Heavy rain has already affected the Ryder Cup build-up
The signs did not look good on Thursday morning, with spectators forced to run for cover as the rain lashed down.
But by early afternoon the course was bathed in sunshine and the opening ceremony was held outdoors as planned, getting under way at 1530 BST.
If the weather in County Kildare holds, play will start at the scheduled time of 0800 BST on Friday.
K Club owner Dr Michael Smurfit admitted: "It's in the lap of the Gods."
But he said: "I will be on the first tee at 8am on Friday, ready to rock and roll.
"I believe the match will go ahead as planned. This course dries out very quickly and it will improve."
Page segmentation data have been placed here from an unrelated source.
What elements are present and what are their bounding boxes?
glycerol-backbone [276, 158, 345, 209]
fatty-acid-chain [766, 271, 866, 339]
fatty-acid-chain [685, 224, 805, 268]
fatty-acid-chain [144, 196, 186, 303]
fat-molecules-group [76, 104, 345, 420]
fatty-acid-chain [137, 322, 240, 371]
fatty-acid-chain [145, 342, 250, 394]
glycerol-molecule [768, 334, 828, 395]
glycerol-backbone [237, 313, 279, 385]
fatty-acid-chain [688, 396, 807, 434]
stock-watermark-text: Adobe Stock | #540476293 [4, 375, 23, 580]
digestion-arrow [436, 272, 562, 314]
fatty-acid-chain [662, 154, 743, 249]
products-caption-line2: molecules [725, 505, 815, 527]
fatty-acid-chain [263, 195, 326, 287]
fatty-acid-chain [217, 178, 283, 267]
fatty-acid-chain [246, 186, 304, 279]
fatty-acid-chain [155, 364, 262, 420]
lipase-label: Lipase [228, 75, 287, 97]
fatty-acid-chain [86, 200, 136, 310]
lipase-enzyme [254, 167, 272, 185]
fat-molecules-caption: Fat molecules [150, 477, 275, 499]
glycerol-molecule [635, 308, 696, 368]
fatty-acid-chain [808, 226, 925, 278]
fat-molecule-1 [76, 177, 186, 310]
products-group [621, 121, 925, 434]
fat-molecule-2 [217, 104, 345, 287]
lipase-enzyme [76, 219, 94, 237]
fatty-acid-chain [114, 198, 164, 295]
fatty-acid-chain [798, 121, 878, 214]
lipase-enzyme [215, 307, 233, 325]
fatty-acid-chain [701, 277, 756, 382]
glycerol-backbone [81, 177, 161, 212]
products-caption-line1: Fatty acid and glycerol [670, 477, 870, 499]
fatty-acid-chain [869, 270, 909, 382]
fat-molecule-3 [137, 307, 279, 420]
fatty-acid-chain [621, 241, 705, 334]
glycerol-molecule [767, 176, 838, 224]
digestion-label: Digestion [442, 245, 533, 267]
Days of strong winds and driving rain have forced organisers to put contingency plans in place, with Monday set aside as a "reserve day" in case play is held up.
Heavy gusts on Wednesday saw access to the K Club restricted to essential staff only as the effects of the tail-end of Hurricane Gordon hit County Kildare.
The winds caused damage to trees and saw chairs blown around the venue.
And as the inclement weather continued into Thursday morning, 45,000 supporters hoping to watch practice and the opening ceremony found themselves scurrying to the tented village and hospitality marquees within an hour of their arrival.
Meanwhile, the European team photographs had to be taken indoors - including a shot of the squad wearing their all-weather clothing.
The weather has raised the thorny issue of "preferred lies" being used for the match.
This allows for the ball to be moved by hand, cleaned and then replaced in a more playable position if - because of bad weather - it comes to rest, for instance, in standing rain water.
The European team photo was taken inside
The organisers are eager to avoid using "preferred lies" if possible, but world number one Tiger Woods said he thought it was inevitable that the rule would have to be introduced.
And Europe captain Ian Woosnam agreed that the rule - which is down to PGA officials in consultation with the captains - might have to come into force.
"We always say that we don't want to have preferred lies if possible but if it gets to a stage where the ball is picking up too much then we might have to," he said.
"Nobody wants to see a good shot go into the rough - we've got to be sensible about it."
And US captain Tom Lehman agreed with his counterpart.
"If you have mud on the ball it can be disastrous," he said.
"I think everyone would prefer to have a match where luck may not be quite as big a factor."